Prada and Adidas have new cooperation built on a “fusion of fashion and performance,” the two companies revealed on Nov. 9. Their aim is to blend Prada’s prowess in leather goods and luxury with Adidas’s expertise in sports. The first products of the collaboration will be “two limited-edition Prada for Adidas styles” – presumably sneakers, as has been rumored among sneaker sites for several weeks – releasing in December.
The deal puts the two brands in a position to capitalize on the blurring lines between the high-end world and other realms of fashion, notably activewear and streetwear. For Prada, it’s an opportunity to expand the casual, sporty “lifestyle” offering it’s been working on to attract new customers. Adidas, which has a history of collaborating with designers, gets to bolster its image as a creative, fashion-forward brand.

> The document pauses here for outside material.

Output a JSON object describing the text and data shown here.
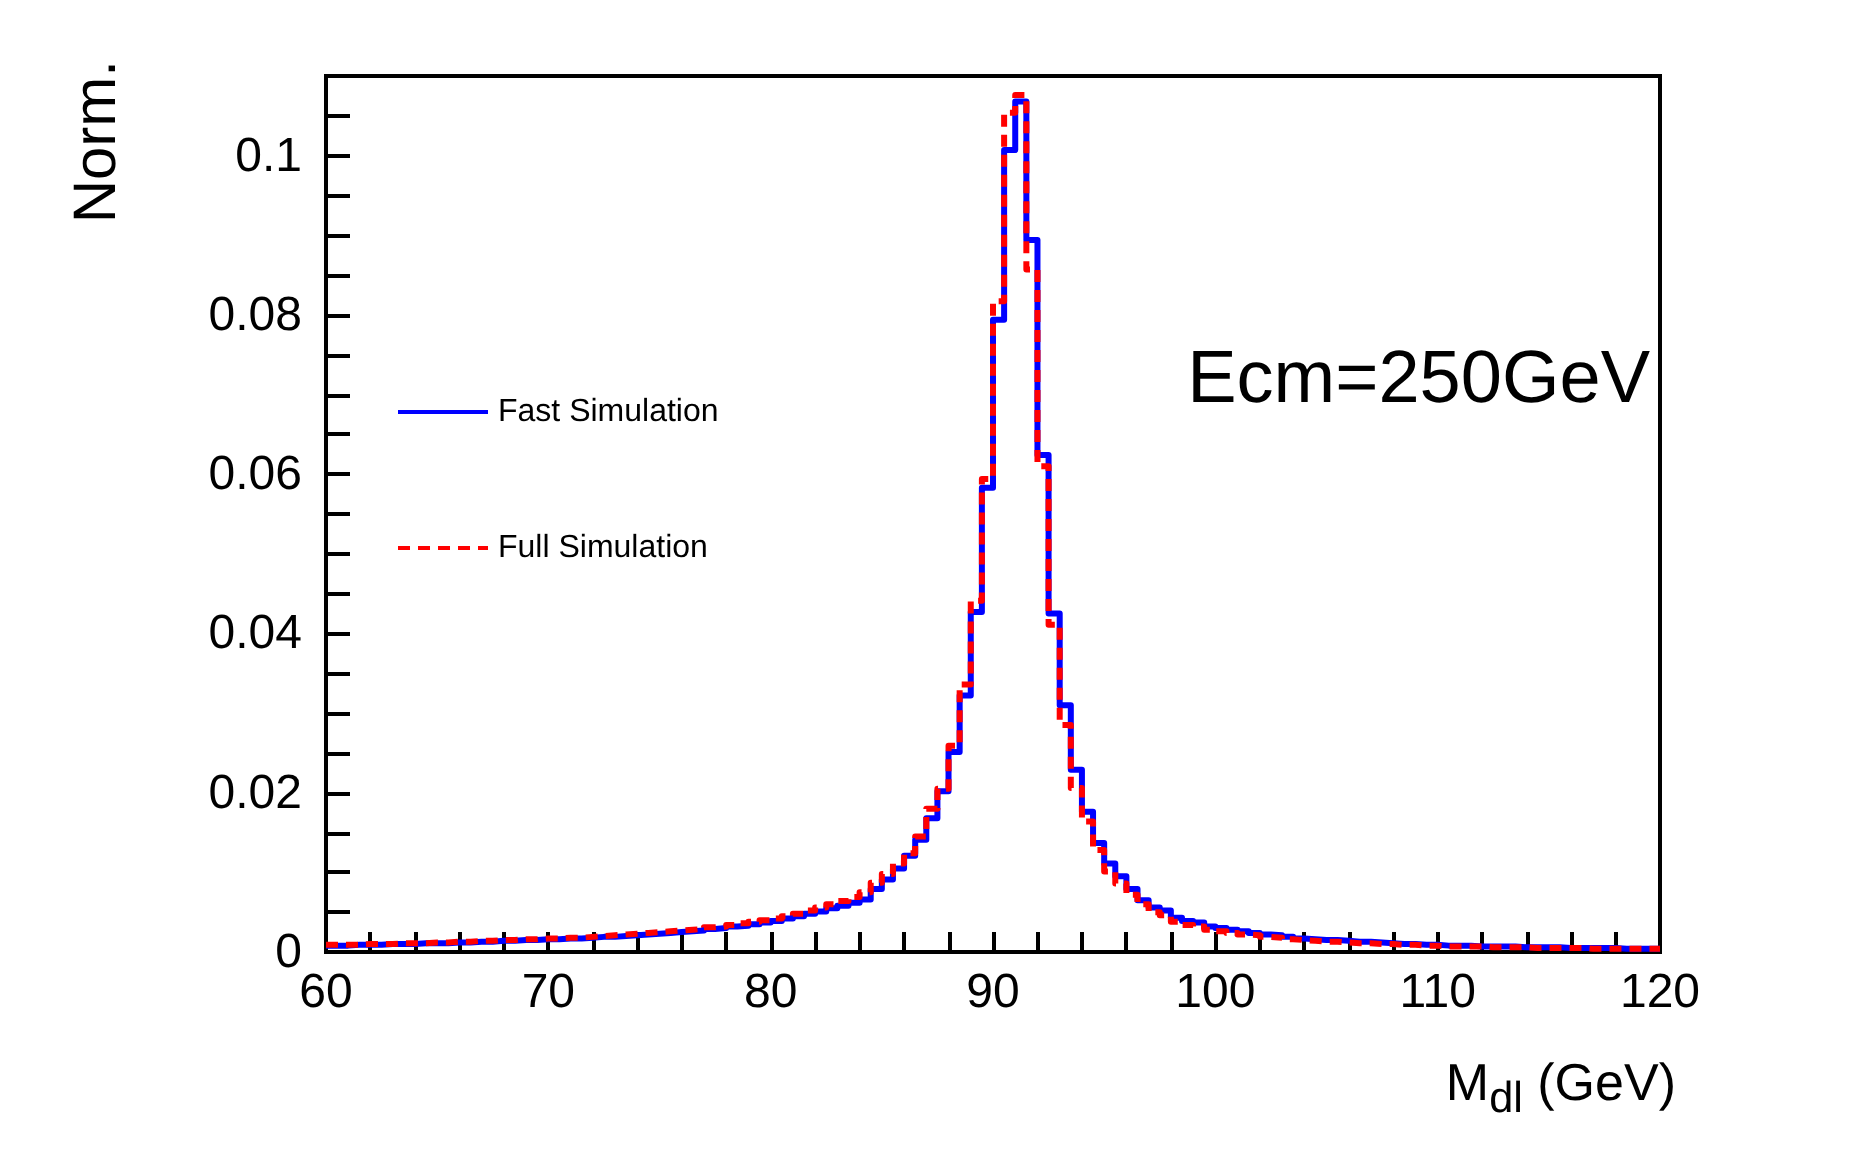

Items such as sneakers and sportswear have lately helped Prada, a company built mostly on high-end leather goods. The company had struggled for a few years, during which it seemed to ignore luxury’s turn toward sneakers and casual clothes while its big rivals were cashing in. In theory it should have been perfectly positioned for the shift, as it was among the first luxury brands to introduce a sneaker back in 1996. The following year, it debuted Linea Rossa, a line of technical sportswear. But it eventually pulled Linea Rossa from stores in 2010 and kept its focus on products such as handbags to drive sales.
More recently, it has increased focus on what it calls its “lifestyle” offering, such as the Cloudbust sneaker it released in 2017. Last year, it began to show signs of a turnaround, and announced the relaunch of Linea Rossa, partnering with streetwear-centric site Highsnobiety to help sell the line. On a call with investors in March, the company said its lifestyle collection was outperforming other segments.
Adidas, meanwhile, has used collaborations with some of fashion’s top designers, including Raf Simons, Rick Owens, and Stella McCartney, to help it cultivate its air of cool over the past several years. These products release in limited quantities, but they let Adidas reach beyond a sports audience and help it determine where there’s demand for larger releases. The 1990s-era Ozweego silhouette it successfully reintroduced as a general release recently was one of the shoes Simons pulled from Adidas’s archive to rework for his line with the company, for instance.
The press release for the new Adidas-Prada tie up indicates more classic styles from each will feature in the collaboration. The partnership will also focus on Prada’s Luna Rossa sailing team, established in 1997.